Apart from being immoral, dictatorial, and unconstitutional, these exchange controls, though they will get ever tougher in coming months, will not and cannot work. In short, they will accomplish nothing in reducing the chronic deficit in the American balance of payments. For instance, suppose Americans reduce investment and spending abroad by $1 billion, as a result of the threats and outright coercion of the administration. Johnson and his Keynesian advisers automatically assume that our deficit will therefore be cut by that $1 billion. But it’s not so, because this simply means that Europeans will have $1 billion less to buy our products, so that the flow of money into the U.S. will decrease by about the same amount. None of these frantic and despotic decrees will work.

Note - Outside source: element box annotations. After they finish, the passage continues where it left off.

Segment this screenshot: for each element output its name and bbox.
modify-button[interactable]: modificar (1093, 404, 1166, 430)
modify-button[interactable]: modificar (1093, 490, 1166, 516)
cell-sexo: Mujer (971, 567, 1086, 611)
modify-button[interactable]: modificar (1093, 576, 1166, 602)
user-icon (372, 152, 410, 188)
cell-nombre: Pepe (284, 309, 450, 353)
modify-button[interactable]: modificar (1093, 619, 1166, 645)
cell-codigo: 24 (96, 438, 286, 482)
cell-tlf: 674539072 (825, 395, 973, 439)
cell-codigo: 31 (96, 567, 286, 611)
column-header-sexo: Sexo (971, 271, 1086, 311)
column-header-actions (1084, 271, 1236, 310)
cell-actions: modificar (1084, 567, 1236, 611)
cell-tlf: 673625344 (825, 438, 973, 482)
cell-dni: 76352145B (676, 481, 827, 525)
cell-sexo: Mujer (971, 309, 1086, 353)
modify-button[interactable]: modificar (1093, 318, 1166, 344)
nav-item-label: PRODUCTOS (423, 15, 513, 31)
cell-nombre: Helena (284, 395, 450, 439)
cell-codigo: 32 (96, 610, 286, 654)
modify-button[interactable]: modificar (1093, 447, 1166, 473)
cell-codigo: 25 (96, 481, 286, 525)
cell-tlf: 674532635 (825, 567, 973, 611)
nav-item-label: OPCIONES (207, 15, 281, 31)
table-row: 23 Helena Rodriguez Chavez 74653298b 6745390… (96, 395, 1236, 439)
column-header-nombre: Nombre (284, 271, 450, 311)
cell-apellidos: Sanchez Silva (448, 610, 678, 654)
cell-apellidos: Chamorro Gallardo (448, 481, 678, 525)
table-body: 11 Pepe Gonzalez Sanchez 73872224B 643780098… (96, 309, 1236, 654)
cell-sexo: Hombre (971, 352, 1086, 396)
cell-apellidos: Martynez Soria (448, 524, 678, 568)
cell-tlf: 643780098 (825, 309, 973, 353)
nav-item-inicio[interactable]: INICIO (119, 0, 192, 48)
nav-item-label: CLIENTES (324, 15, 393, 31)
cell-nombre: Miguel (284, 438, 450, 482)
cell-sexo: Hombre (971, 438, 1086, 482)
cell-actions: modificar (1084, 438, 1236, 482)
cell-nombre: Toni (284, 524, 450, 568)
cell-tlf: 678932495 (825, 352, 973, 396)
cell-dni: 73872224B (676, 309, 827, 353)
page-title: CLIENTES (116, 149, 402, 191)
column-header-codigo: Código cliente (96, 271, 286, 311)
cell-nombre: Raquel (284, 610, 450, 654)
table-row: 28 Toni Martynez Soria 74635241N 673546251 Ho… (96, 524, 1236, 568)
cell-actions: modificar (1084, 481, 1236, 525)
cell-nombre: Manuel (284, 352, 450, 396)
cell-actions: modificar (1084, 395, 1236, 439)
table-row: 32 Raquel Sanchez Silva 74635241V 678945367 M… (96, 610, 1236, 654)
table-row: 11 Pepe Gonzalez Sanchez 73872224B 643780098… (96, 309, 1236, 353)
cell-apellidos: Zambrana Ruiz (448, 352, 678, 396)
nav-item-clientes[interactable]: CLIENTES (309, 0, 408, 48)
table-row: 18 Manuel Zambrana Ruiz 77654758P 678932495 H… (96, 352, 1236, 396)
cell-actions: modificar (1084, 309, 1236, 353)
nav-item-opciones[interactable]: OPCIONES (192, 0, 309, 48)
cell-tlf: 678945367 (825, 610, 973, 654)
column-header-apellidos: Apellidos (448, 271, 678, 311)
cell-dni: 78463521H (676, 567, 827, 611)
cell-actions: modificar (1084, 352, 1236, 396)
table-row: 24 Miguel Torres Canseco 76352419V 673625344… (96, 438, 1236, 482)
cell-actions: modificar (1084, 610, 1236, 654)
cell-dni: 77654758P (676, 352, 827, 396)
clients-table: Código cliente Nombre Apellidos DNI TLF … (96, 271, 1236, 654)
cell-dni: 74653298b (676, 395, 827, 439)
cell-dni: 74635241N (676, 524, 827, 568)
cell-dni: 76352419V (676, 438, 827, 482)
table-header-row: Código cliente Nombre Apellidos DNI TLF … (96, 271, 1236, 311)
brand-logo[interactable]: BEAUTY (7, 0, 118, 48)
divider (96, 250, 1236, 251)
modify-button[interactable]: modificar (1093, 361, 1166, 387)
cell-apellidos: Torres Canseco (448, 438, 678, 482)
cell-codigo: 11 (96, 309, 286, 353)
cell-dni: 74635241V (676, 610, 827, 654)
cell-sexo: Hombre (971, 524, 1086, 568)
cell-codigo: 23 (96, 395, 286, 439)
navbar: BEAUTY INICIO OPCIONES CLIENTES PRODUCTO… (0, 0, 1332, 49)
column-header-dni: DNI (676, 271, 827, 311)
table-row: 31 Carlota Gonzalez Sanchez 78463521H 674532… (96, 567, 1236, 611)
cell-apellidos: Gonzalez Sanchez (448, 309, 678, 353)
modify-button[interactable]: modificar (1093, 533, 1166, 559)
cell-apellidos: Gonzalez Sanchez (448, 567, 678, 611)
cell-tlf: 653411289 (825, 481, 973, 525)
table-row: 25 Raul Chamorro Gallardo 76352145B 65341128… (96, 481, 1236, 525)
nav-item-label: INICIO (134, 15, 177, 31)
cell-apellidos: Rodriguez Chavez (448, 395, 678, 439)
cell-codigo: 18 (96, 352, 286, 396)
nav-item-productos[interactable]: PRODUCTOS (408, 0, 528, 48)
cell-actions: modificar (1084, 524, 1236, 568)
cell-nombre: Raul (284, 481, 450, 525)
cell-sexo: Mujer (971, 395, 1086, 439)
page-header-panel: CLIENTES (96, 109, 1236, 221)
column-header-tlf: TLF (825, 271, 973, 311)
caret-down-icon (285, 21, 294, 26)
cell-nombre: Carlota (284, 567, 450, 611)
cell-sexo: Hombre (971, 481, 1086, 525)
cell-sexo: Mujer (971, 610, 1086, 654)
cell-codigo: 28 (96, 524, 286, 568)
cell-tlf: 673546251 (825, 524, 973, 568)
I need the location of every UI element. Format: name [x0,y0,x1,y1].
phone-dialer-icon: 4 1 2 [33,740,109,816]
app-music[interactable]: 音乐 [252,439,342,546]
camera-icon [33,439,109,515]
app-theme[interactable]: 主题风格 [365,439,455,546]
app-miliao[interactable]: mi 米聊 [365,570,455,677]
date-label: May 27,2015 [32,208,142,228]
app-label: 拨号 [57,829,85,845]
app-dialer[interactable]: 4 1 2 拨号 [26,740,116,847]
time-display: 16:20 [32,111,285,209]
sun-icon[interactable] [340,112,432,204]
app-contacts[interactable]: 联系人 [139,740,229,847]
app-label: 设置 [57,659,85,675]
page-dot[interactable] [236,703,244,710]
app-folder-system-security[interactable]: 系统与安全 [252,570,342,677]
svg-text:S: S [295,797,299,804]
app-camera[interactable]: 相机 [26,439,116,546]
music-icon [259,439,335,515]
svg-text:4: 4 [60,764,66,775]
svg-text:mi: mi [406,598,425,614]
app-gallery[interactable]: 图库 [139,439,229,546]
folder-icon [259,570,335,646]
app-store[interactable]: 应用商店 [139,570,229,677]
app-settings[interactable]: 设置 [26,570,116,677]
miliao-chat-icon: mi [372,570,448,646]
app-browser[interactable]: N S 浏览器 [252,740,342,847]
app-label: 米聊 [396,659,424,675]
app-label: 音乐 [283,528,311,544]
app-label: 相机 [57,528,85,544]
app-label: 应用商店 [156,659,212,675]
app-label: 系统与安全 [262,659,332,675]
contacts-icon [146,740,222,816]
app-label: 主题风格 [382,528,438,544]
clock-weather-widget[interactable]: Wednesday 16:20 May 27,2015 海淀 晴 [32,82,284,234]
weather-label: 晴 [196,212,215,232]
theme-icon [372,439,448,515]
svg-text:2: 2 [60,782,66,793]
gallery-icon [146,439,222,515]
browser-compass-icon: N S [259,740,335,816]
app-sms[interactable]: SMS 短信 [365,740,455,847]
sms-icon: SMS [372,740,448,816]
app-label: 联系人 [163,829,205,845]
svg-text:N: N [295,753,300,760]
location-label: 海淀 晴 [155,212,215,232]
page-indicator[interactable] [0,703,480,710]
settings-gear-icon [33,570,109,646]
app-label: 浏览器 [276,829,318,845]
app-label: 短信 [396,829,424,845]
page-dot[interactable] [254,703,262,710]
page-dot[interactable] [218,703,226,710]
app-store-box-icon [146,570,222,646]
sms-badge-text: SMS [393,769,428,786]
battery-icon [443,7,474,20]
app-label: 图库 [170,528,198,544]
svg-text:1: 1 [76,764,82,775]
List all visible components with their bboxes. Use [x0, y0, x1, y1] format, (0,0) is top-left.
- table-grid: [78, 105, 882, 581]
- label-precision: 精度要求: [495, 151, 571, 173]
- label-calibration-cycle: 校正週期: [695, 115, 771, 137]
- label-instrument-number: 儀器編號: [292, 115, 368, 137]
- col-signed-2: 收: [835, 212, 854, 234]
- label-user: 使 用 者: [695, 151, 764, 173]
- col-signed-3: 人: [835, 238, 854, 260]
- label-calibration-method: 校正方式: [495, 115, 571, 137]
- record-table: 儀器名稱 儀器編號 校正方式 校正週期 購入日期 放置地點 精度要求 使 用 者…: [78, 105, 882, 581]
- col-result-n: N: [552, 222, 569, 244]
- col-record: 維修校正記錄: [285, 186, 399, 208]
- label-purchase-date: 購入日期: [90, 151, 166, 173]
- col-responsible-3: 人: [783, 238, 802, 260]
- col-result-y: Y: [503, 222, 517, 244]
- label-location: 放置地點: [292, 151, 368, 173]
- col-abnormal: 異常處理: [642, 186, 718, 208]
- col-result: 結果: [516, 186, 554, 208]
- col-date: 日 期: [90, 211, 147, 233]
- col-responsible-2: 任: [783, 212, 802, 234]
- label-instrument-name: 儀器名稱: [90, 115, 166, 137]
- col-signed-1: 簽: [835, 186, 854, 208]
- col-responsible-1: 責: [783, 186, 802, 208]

In fact, trying to end the deficit by preventing people from spending their own money is like busting a thermometer to lower a patient’s fever. It is an attack on the symptoms, rather than the causes. Our Brain Trusters in Washington never bother to ask: Why have we had this chronic deficit for the last two decades? Surely it is not from a sudden excess of greed or propensity to spend on the part of the American people. No, the reason is that the dollar, at the price we have pegged gold for over thirty years ($35 an ounce) is increasingly overvalued as more and more inflated dollars are poured into the economy by the government. At this arbitrary value, gold will flow out of the country, as people rush to dump dollars and buy gold and other foreign currency.

The solution in the short run is to devalue the dollar to a more realistic gold price (say, $70 an ounce). The solution in the long run is to stop the chronic American inflation. Eventually devaluation must come; it is inevitable. But, just as Mr. Wilson put the British people through three years of unnecessary sacrifice and torture to “save” an inflated pound, so Mr. Johnson is already beginning to call on all of us to “sacrifice” for the same futile and preposterous cause.